Çeşitli kültürlerde kullanım amacı benzer ancak biçimi farklı olan maddi kültür öğeleri de bulunmaktadır. Gökdelen veya Japon kültürüne özgü bir bina bu öğeler arasında yer almakta olup estetik kültürel farklılığı gösterir. Diğer taraftan ise benzer maddi kültürel öğelerin teknolojik düzey farkı kültürün ilkelliğini veya ileriliğini göstermektedir. Bir gökdelen ile bir göçebe çadırı karşılaştırıldığı zaman kültürdeki farklılık tespit

edilebilmektedir.

2.1.2 Dil

Dil kavramının kültürel yönü ilk tanım akla geldiğinde düşünülmeyebilir. Halbuki, dil kurum kültürün anlaşılması ve kullanılmasında gerekli araçların öğrenilmesine yardım eder. Dil her şeyden önce manaların taşınmasına aracılık eden bir işaretler sistemidir. Ancak bu işaretlerin tamamının dil öğesinin bir parçası olmadığı da ifade edilmelidir. Dili konuşulan ve konuşulmayan olarak ikiye ayırmak gerekecektir. Burada konuşulmayan dilden kasıt el, kol ve baş hareketlerinden oluşan jestlerle anlatılanlardır. Her iki bölümde ortak olan nokta işaretlerdir. İşaretler farklı kültürlerde değişik anlamlar taşımaktadır. Örneğin başı eğip hafifçe kaldırmak kültürümüzde onaylama anlamına gelmekteyken, başka kültürlerde farklı ve olumsuz anlamlara da gelebilmektedir. Bir toplumun üyesi sembollerin anlamını kendi şartlarına göre öğrenmektedir. Dil, kültürün öğrenilmesine, manaların simgelenmesine yardımcı olur (Eroğlu 1996, s.115).

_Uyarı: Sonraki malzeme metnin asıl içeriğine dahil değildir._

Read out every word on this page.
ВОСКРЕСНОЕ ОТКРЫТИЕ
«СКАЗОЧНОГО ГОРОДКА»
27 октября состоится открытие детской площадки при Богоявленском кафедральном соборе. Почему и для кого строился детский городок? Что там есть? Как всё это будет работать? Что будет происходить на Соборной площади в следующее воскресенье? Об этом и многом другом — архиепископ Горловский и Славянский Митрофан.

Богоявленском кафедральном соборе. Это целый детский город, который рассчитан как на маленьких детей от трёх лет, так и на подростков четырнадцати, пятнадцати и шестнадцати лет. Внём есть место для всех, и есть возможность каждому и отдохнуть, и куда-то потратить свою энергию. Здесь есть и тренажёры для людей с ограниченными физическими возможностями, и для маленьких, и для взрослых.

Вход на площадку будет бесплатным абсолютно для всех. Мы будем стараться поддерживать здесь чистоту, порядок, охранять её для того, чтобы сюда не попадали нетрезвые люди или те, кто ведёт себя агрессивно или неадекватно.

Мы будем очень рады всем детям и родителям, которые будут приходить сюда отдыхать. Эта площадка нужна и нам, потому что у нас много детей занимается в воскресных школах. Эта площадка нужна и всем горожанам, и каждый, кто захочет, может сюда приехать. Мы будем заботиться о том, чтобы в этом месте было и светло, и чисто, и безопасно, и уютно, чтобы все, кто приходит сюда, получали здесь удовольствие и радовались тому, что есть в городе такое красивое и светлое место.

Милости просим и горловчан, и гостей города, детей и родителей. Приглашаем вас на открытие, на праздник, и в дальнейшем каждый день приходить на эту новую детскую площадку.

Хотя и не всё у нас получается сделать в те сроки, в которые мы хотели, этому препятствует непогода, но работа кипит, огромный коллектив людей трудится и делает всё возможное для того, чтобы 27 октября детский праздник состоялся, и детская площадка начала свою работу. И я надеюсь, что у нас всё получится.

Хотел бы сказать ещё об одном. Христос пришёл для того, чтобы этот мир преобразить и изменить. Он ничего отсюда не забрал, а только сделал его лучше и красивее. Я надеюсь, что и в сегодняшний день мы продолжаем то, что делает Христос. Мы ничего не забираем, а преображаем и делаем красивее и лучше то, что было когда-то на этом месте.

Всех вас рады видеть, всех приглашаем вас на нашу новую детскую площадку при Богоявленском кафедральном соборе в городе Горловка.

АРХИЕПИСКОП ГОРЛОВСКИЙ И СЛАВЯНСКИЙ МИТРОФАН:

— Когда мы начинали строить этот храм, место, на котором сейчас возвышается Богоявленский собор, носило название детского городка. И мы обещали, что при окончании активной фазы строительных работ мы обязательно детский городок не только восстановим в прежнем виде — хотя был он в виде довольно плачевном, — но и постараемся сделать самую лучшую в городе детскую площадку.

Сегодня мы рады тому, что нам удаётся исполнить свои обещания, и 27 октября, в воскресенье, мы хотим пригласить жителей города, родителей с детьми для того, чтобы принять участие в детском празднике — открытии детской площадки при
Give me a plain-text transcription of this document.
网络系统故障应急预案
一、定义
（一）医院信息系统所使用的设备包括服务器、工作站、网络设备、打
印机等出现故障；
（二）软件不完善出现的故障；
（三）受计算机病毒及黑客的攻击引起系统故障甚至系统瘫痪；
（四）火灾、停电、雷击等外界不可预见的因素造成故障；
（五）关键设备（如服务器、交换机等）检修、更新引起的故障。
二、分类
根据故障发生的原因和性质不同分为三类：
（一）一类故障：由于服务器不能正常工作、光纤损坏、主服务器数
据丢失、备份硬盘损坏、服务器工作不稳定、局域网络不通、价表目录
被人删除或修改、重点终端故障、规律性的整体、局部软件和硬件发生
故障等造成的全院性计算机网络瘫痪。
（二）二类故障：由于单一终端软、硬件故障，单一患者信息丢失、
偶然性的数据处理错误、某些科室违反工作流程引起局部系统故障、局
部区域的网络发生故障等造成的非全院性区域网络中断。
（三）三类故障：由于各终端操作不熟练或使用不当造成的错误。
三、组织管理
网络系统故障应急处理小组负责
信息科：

Dil, toplumdaki soyut ve somut kavramları içererek insanların anlaşmalarına, geçmişi düşünüp gelecek hakkında yorum yapabilmelerine olanak sağlar. Kültür ile ilgili özel ve ayrıcalıklı yönlerin gelişimini sağlarken, kültürler arası farklılıklara da sebep olmaktadır.

(20)

Bazı kavramları ifade eden sözcükler toplumlar tarafından aynı anlamda anlaşılmayabilir. Ancak tanımlanan nesnenin kültür içindeki yeri dolayısıyla, bu kavram ve sözcük farklı kültürleri yaşayan farklı toplumların insanları tarafından birbirinden çok farklı algılanabilir. Bu nedenle de kişiler, ortak gördükleri bir durum konusunda birbirinden farklı yorumlarda bulunabilirler. Çünkü kavramın o toplumdaki yaygın kullanılış biçimi, kişilerin algılarını doğrudan etkileyecektir. Bu açıdan bakıldığında, dildeki kavram aynı bile olsa, bu kavramların temsil ettiği kültür öğeleri çok farklı olabilmektedir.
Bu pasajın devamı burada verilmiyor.